Benim çocuklar, “Baba sen beceremedin bize devret diyorlar” Dünkü çocuklar bana akıl veriyor. Bana babamdan eski bir ev kaldı. Yemedim, yedirdim. içmedim, içirdim. Dik görünebilmek için biraz da ayağımı yorganımdan dışarı çıkardım. Az kazandım çok harcadım. Hava cıva işlerine para harcadım. Neden ? Sizin babanız bakımsız, perişan görünmesin diye. Hele bir sabredin bakın ben daha neler neler yapacağım.
Günler ayları aylar yılları kovalar, zaman gelip geçer ne elde kalır ne avuçta sağlık desen son noktada. Ne boyalı saçlar ne takma dişler kurtaramaz.
Ne kendin için yaşamışsındır ne çocukların iyi bir yerdedir. Dünya denilen şu alemde zaman değirmeni seni de öğütüp bitirmiş, çuvala koymuş geldiğin yere gönderivermiş.

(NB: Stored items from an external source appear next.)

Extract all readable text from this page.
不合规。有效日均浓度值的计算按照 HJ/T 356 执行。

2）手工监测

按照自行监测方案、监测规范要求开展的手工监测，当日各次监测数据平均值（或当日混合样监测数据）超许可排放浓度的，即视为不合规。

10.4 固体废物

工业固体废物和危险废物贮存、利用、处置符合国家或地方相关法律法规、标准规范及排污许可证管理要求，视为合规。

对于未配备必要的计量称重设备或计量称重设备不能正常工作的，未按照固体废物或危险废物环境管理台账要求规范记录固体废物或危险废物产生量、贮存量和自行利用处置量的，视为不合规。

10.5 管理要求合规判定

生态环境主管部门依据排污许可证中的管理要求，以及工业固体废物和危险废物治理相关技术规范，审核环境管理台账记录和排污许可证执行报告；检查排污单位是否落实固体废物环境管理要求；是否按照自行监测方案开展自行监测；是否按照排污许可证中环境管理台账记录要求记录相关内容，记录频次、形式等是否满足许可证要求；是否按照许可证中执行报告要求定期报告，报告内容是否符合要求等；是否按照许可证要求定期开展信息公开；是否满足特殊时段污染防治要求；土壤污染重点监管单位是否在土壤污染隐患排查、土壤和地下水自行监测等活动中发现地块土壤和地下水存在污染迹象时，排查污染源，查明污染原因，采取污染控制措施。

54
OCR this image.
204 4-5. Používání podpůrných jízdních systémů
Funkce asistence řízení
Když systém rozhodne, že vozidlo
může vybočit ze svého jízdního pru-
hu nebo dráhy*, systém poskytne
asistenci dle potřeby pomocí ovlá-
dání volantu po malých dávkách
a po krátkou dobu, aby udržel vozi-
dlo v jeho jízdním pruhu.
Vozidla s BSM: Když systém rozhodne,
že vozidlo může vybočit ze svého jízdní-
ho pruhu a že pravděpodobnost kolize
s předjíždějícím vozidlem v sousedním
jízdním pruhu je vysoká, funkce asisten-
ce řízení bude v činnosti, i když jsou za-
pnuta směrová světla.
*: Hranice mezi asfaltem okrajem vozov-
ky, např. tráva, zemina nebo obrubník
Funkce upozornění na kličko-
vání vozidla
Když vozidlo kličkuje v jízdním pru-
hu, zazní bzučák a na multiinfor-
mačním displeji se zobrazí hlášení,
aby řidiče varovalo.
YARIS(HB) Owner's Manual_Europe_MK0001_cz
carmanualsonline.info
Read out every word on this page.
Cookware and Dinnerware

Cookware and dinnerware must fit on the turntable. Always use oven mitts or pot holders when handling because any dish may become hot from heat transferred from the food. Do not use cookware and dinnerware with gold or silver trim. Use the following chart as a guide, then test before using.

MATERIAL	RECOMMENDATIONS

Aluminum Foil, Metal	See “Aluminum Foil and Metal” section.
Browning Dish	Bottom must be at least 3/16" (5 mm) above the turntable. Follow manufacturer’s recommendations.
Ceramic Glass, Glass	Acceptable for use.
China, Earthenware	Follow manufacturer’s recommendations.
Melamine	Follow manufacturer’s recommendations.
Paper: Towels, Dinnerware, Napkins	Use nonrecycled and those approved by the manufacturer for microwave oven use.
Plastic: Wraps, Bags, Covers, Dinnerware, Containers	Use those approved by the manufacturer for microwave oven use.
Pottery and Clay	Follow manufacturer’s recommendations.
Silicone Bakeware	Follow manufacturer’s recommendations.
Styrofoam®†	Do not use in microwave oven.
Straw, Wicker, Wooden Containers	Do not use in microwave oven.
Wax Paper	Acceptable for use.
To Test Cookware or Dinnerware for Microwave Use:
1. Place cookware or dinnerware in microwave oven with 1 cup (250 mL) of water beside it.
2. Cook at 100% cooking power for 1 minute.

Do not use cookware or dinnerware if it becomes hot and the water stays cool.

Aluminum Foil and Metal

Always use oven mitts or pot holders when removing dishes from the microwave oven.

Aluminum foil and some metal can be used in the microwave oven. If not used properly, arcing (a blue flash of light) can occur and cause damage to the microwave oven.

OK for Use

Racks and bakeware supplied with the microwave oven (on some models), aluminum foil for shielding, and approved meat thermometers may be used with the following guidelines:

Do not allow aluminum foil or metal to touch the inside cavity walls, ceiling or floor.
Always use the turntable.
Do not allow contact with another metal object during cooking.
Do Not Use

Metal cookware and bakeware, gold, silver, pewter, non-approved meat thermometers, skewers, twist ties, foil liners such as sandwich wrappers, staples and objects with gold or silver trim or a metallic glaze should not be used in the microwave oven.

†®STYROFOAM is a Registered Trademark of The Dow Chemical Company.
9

İmam arkada kalanlara yalan söyletmek için hazır ve nazırdı. “Merhumu nasıl bilirsiniz”, Yalancı cemaat hep bir ağızdan, “İyi biliriz” imam sorar, “Haklarınızı helal eder misiniz” yalancı cemaat hep bir ağızdan, “Helal olsun” Hani baban gibi olmayacaktın ?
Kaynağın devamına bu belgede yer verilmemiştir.